I think the logistics of calculating cost in real time is something that is extremely hard. I don't think there is one big cloud service provider that has hard limits instead of alerts.
As long as they revert the charge when notified of scenarios like this , and they have historically done so for many cases, it's fine. It's an acceptable workaround for a hard problem and the cost of doing business ( just like Credit Cards accept a certain amount of loss to fraud as part of business)
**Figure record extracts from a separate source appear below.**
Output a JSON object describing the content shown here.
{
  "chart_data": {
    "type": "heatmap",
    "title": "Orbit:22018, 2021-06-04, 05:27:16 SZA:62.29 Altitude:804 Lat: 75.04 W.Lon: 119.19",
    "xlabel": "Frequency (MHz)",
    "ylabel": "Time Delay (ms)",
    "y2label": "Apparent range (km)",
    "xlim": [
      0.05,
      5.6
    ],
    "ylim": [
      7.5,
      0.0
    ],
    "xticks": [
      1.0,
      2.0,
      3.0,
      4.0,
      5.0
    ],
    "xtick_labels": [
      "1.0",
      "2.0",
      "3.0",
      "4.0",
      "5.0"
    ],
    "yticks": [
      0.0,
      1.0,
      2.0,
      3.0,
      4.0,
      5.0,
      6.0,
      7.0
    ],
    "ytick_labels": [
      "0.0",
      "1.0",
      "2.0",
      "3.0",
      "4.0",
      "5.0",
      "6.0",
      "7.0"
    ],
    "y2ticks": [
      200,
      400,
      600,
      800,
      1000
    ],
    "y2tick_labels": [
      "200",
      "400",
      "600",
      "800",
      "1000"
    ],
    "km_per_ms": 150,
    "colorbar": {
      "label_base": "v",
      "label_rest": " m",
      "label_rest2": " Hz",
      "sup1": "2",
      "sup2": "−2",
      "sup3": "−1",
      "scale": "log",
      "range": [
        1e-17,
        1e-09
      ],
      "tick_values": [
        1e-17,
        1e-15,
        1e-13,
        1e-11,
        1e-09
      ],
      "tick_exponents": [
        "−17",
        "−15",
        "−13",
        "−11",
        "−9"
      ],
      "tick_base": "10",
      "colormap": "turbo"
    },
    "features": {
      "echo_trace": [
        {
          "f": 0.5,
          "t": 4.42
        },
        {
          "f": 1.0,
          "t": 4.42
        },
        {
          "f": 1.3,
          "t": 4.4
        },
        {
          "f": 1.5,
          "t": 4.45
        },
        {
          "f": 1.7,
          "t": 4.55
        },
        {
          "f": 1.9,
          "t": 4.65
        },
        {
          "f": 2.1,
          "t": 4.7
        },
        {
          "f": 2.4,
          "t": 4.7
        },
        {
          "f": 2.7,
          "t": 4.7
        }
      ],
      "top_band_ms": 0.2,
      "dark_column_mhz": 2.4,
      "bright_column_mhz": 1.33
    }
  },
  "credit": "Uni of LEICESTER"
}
Why would it be hard to calculate cost? Multiply a fixed price * requests/time ? It doesn't have to be exact in real time, it just has to report something approximately useful in realtime.
It's absolutely not fine to be at the mercy of other people, that's what we buy cloud products or really any products for: So that we are not at the mercy of hardware faults, bad weather, bad teeth, hunger, thirst, [insert anything]
Cutting off at the exact cent is difficult, but a hard limit that triggers within one dollar of the actual limit should really be possible
If for some resources you can't sample measurements fast enough you could weaken it to "triggers within one dollar or five minutes after cost overrun, whichever comes later". But LLM APIs are one of those cases where time isn't a factor, your only issue is that if you only check quota before each inference a given query might bring you over
> I think the logistics of calculating cost in real time is something that is extremely hard.
What makes you think that?
Ridiculous. They are clearly not trying at all. A hard wall preventing going over budget by 100x in a couple hours is not some devilishly complicated decentralized system problem.
Don't tote the party line.
Same reason why Azure AI only has easy rate limits by minute, not by day or week or month. Open source proxy projects do it easily tho. Think about the incentives.
Going over a hard cap by 3% would be a reasonable failure to make, not by 30000%.
They don't have to compute it in real time. They can cut service when they detect it reached the cost and the difference is free of charge.
Overcharge protection doesn't have to be free. It could be +5% on prices or a fee of 25% when you reach the threshold.
They would have financial interest in calculating cost in real time and it'd magically become more and more precise over releases.